Sadece bir senaryodan ibaret olsa da, bir darbe olasılığı bugün de var! !Şartlar hükümet karşıtı protestoların artışa geçmesine neden olabilir. Bu durumda eğer Erdoğan gaddar bir polis baskısı oluşturur ve daha fazla kaos oluşmasına neden olurken kanlı katliamlar yaşanacak olursa, toplum generallerin yönetimi ele almalarını isteyebilir.”
Darbe girişiminin bu yazıdan bir buçuk ay sonra gerçekleşmesinin, bir rastlantı olduğunu sanmıyorum.
Zaman birlik, beraberlik ve şapkayı öne koyup, düşünmek zamanı… Umarım vatanını seven, daha güzel bir Türkiye özlemi çeken insanlar bir araya gelip, ülkeye yeniden gerçek demokrasiyi getirir, demokrasinin olmazsa olmazı laiklik ve hukuk devleti ilkelerinin değeri anlaşılır. Tam bağımsızlığımızı kazanırız, yeniden!
Umarım Türkiye’nin bu hale gelmesinin, Cemaat’in bu ölçüde palazlanmasının, bir numaralı sorumlusu olan, “Ne istediler de vermedik” diyen, hukuku defalarca ayaklar altına alan Erdoğan, kendisini Demokrasi kahramanı’ ilan etmez.
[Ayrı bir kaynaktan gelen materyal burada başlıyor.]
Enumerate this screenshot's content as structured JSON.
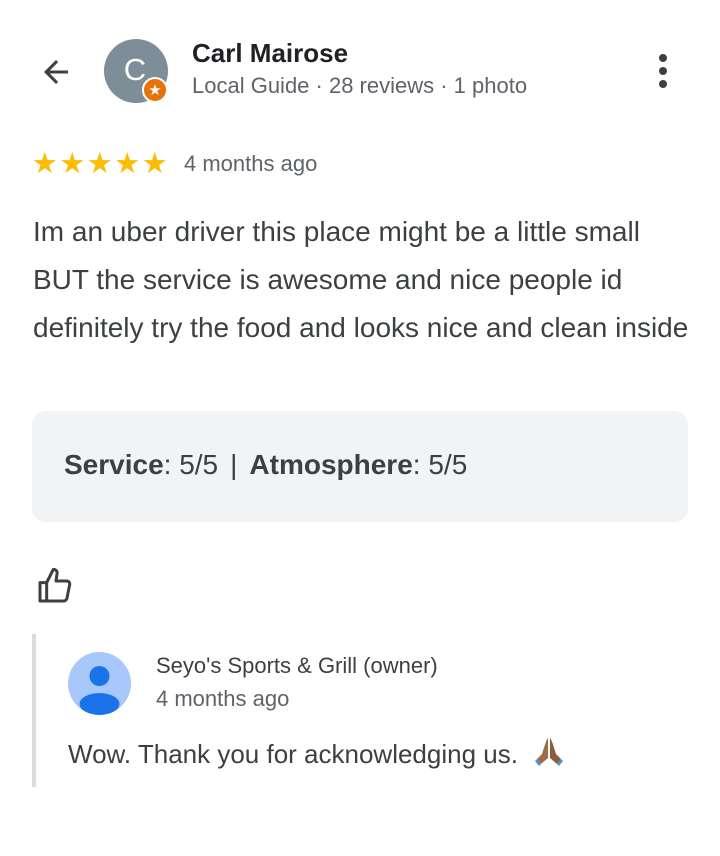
{
  "review": {
    "author": {
      "initial": "C",
      "name": "Carl Mairose",
      "meta": "Local Guide · 28 reviews · 1 photo",
      "avatar_color": "#7e8e99",
      "badge_color": "#e8710a"
    },
    "rating": 5,
    "star_color": "#fbbc04",
    "date": "4 months ago",
    "text": "Im an uber driver this place might be a little small BUT the service is awesome and nice people id definitely try the food and looks nice and clean inside",
    "attributes": [
      {
        "name": "Service",
        "value": ": 5/5"
      },
      {
        "name": "Atmosphere",
        "value": ": 5/5"
      }
    ],
    "attribute_separator": "|"
  },
  "owner_response": {
    "name": "Seyo's Sports & Grill (owner)",
    "date": "4 months ago",
    "text": "Wow. Thank you for acknowledging us.",
    "emoji_icon": "folded-hands-icon",
    "avatar_color": "#a8c7fa",
    "avatar_figure_color": "#1a73e8"
  },
  "icons": {
    "back": "back-arrow-icon",
    "more": "more-vert-icon",
    "like": "thumbs-up-icon",
    "badge": "local-guide-star-icon"
  }
}
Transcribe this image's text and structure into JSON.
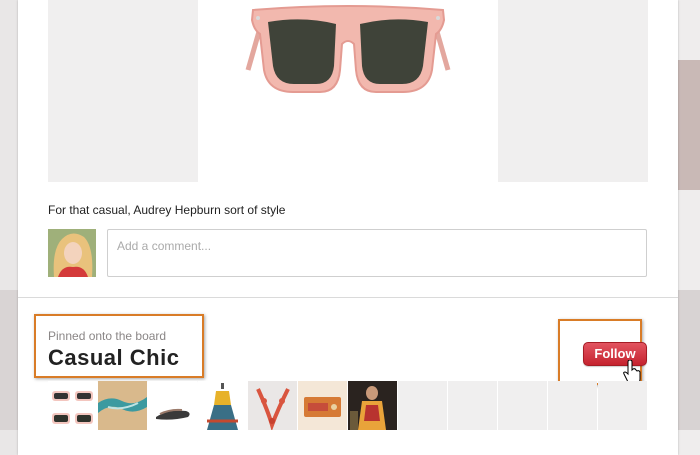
{
  "pin": {
    "description": "For that casual, Audrey Hepburn sort of style",
    "comment_placeholder": "Add a comment..."
  },
  "board": {
    "label": "Pinned onto the board",
    "title": "Casual Chic",
    "follow_label": "Follow",
    "thumbnails": [
      {
        "icon": "sunglasses-thumb"
      },
      {
        "icon": "scarf-thumb"
      },
      {
        "icon": "flats-shoes-thumb"
      },
      {
        "icon": "yellow-dress-thumb"
      },
      {
        "icon": "coral-necklace-thumb"
      },
      {
        "icon": "wallet-thumb"
      },
      {
        "icon": "outfit-photo-thumb"
      },
      {
        "icon": "empty-thumb"
      },
      {
        "icon": "empty-thumb"
      },
      {
        "icon": "empty-thumb"
      },
      {
        "icon": "empty-thumb"
      },
      {
        "icon": "empty-thumb"
      }
    ]
  },
  "colors": {
    "follow_button": "#cf2f3b",
    "highlight_border": "#d97c27"
  }
}
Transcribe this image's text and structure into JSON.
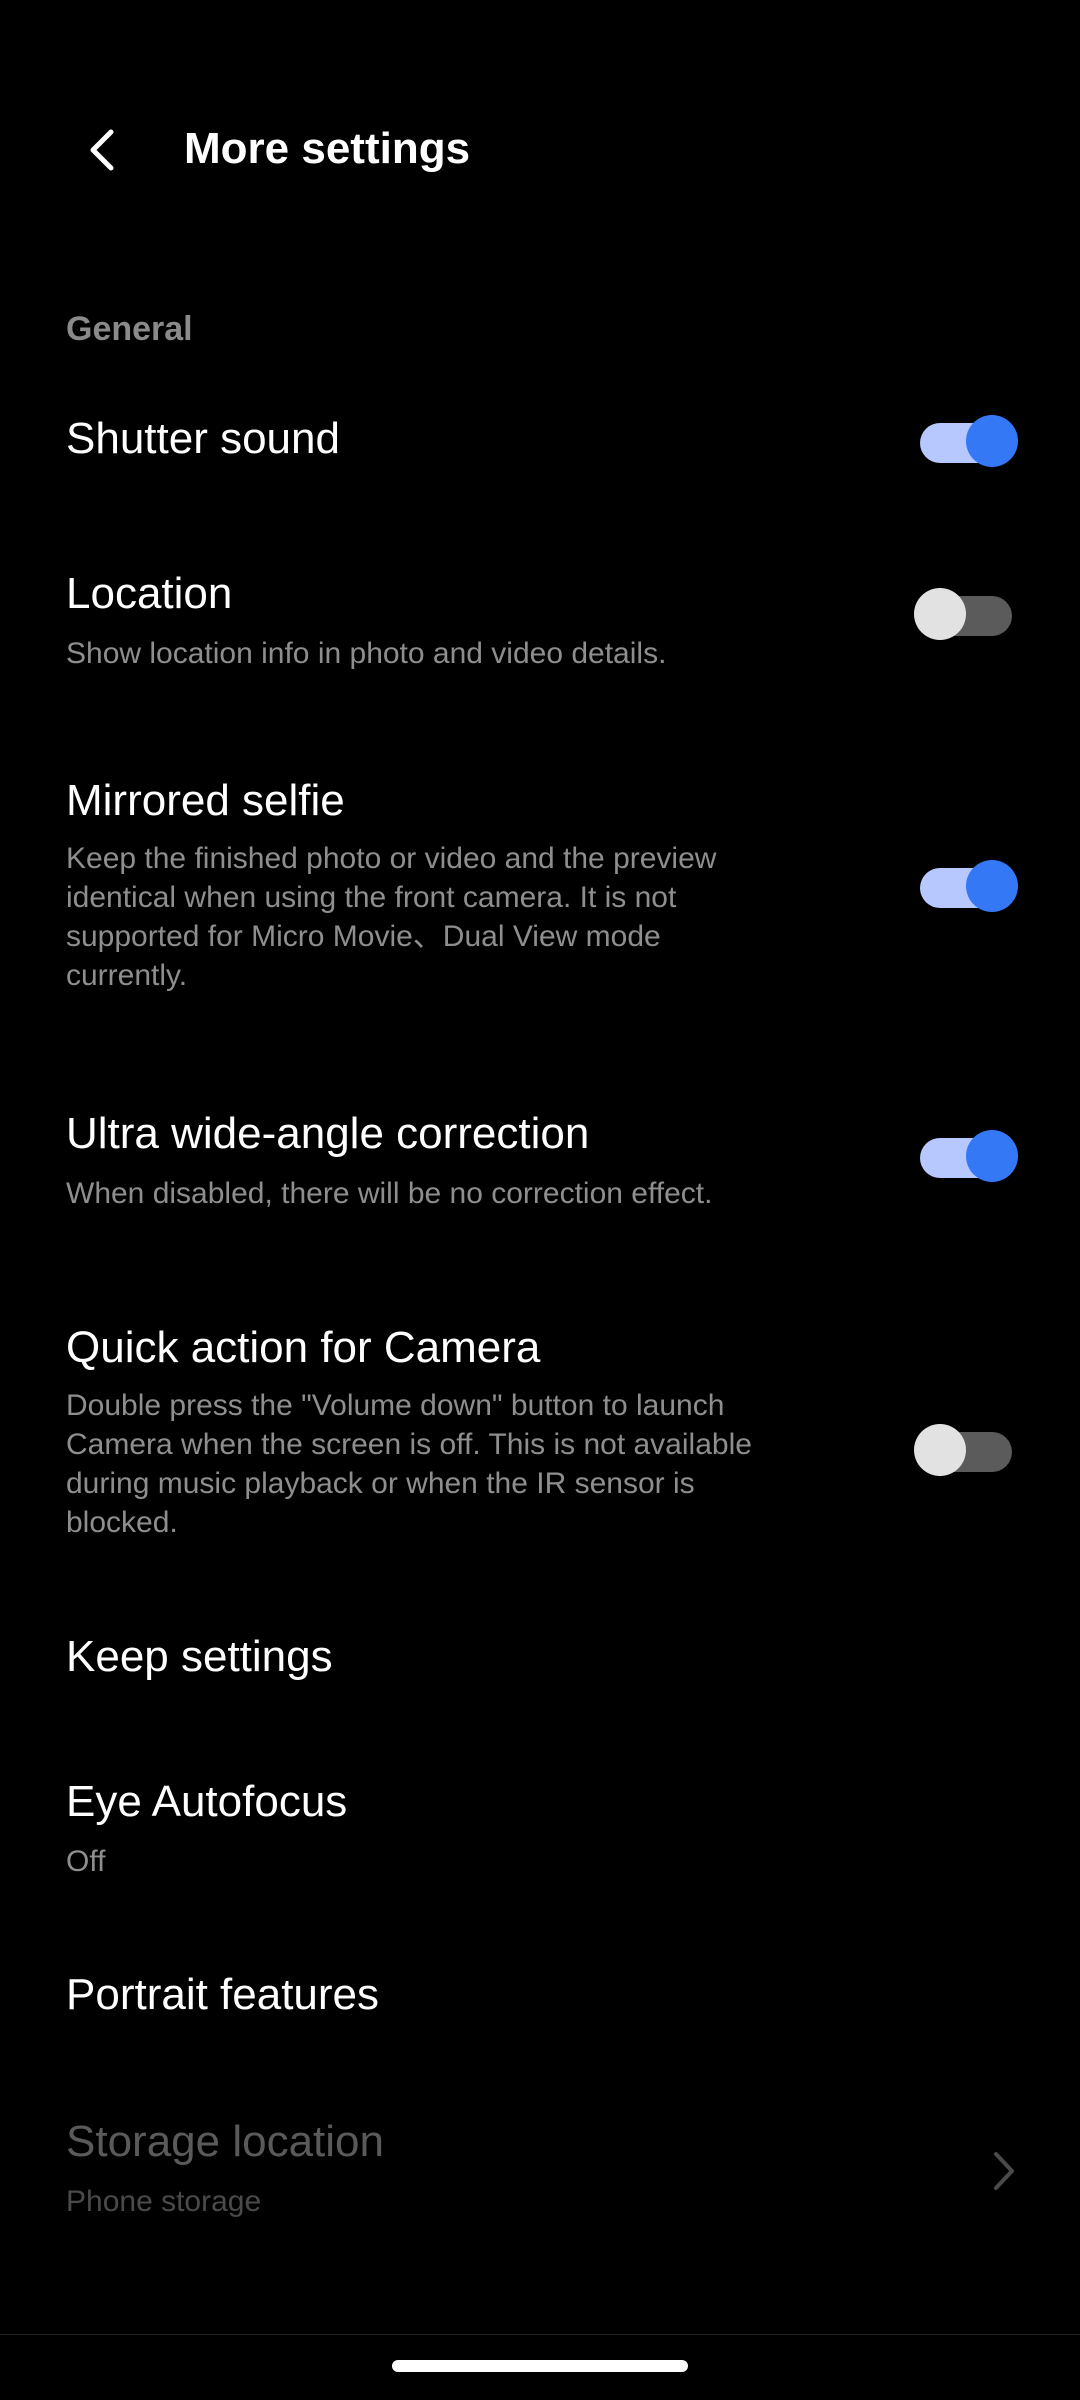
{
  "header": {
    "title": "More settings",
    "back_icon": "chevron-left-icon"
  },
  "section": {
    "label": "General"
  },
  "items": {
    "shutter_sound": {
      "title": "Shutter sound",
      "toggle": "on"
    },
    "location": {
      "title": "Location",
      "desc": "Show location info in photo and video details.",
      "toggle": "off"
    },
    "mirrored_selfie": {
      "title": "Mirrored selfie",
      "desc_lines": [
        "Keep the finished photo or video and the preview",
        "identical when using the front camera. It is not",
        "supported for Micro Movie、Dual View mode",
        "currently."
      ],
      "toggle": "on"
    },
    "ultra_wide": {
      "title": "Ultra wide-angle correction",
      "desc": "When disabled, there will be no correction effect.",
      "toggle": "on"
    },
    "quick_action": {
      "title": "Quick action for Camera",
      "desc_lines": [
        "Double press the \"Volume down\" button to launch",
        "Camera when the screen is off. This is not available",
        "during music playback or when the IR sensor is",
        "blocked."
      ],
      "toggle": "off"
    },
    "keep_settings": {
      "title": "Keep settings"
    },
    "eye_autofocus": {
      "title": "Eye Autofocus",
      "value": "Off"
    },
    "portrait_features": {
      "title": "Portrait features"
    },
    "storage_location": {
      "title": "Storage location",
      "value": "Phone storage",
      "icon": "chevron-right-icon"
    }
  },
  "colors": {
    "accent": "#3478f6",
    "accent_track": "#b6c8ff",
    "background": "#000000",
    "secondary_text": "#8e8e8e",
    "disabled_text": "#5a5a5a"
  }
}
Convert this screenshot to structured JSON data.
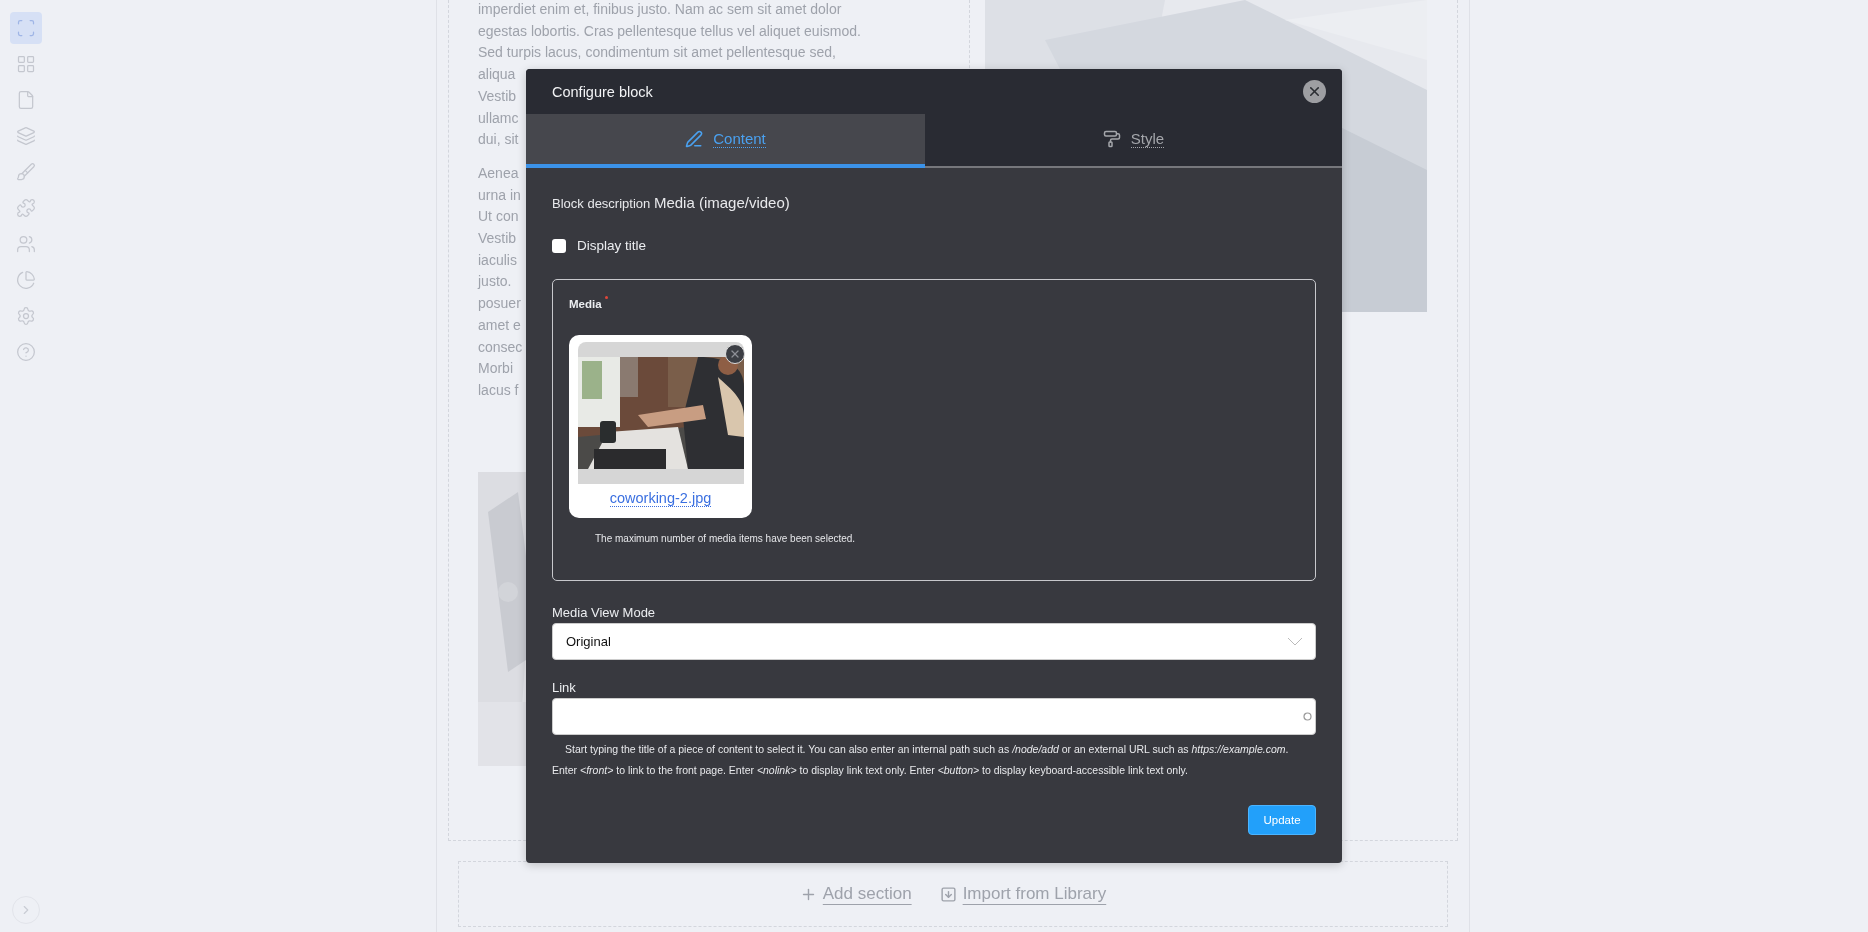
{
  "sidebar": {
    "items": [
      {
        "selected": true
      },
      {
        "selected": false
      },
      {
        "selected": false
      },
      {
        "selected": false
      },
      {
        "selected": false
      },
      {
        "selected": false
      },
      {
        "selected": false
      },
      {
        "selected": false
      },
      {
        "selected": false
      },
      {
        "selected": false
      }
    ]
  },
  "page": {
    "paragraphs": [
      [
        "imperdiet enim et, finibus justo. Nam ac sem sit amet dolor",
        "egestas lobortis. Cras pellentesque tellus vel aliquet euismod.",
        "Sed turpis lacus, condimentum sit amet pellentesque sed,",
        "aliqua",
        "Vestib",
        "ullamc",
        "dui, sit"
      ],
      [
        "Aenea",
        "urna in",
        "Ut con",
        "Vestib",
        "iaculis",
        "justo.",
        "posuer",
        "amet e",
        "consec",
        "Morbi",
        "lacus f"
      ]
    ],
    "actions": [
      {
        "label": "Add section",
        "kind": "add"
      },
      {
        "label": "Import from Library",
        "kind": "import"
      }
    ]
  },
  "modal": {
    "title": "Configure block",
    "tabs": [
      {
        "label": "Content",
        "selected": true,
        "kind": "content"
      },
      {
        "label": "Style",
        "selected": false,
        "kind": "style"
      }
    ],
    "block_description": {
      "label": "Block description",
      "value": "Media (image/video)"
    },
    "display_title": {
      "label": "Display title",
      "checked": false
    },
    "media": {
      "label": "Media",
      "required": true,
      "items": [
        {
          "filename": "coworking-2.jpg"
        }
      ],
      "note": "The maximum number of media items have been selected."
    },
    "view_mode": {
      "label": "Media View Mode",
      "value": "Original"
    },
    "link": {
      "label": "Link",
      "help": "Start typing the title of a piece of content to select it. You can also enter an internal path such as */node/add* or an external URL such as *https://example.com*. Enter *<front>* to link to the front page. Enter *<nolink>* to display link text only. Enter *<button>* to display keyboard-accessible link text only."
    },
    "submit": "Update"
  }
}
Yaklaşan tehlikeyi Sözcü’den Soner Yalçın’ın defalarca yazmasına karşın, Ordu’daki Cemaatçi personele bu kadar zamandır neden dokunulmadığı, bu girişime yönelik istihbaratın neden alınamadığı da açıklanır. Teslim olmuş, emirlere itaatten başka suçu bulunmayan, tatbikat yapıldığını sanan erlerin kafasını kesen ve linç girişiminde bulunanlar da cezasız kalmaz.
Cemaat’in arkasında kimlerin olduğu sır değil. Bugünkü iktidarı ve muhalefeti kuran, şekillendiren ve orada tutan güçler de farklı değil, ne yazık ki. Türkiye’nin acilen yeni, temiz, donanımlı ve vatansever kadrolara gereksinimi var. Umarım Halk’ gücünü fark etmiştir ve MHP’den başlayarak, bu değişimi demokratik yollarla gerçekleştirir.
Darbenin, faşizmin, diktatörlüğün her türlüsüne karşıyım.
Anayasa’yı ve yasaları hiçe sayarak, fiili durum yaratmaya kalkışan’ herkes cezalandırılmalıdır!
Asker veya sivil, komutan veya Başkomutan fark etmez!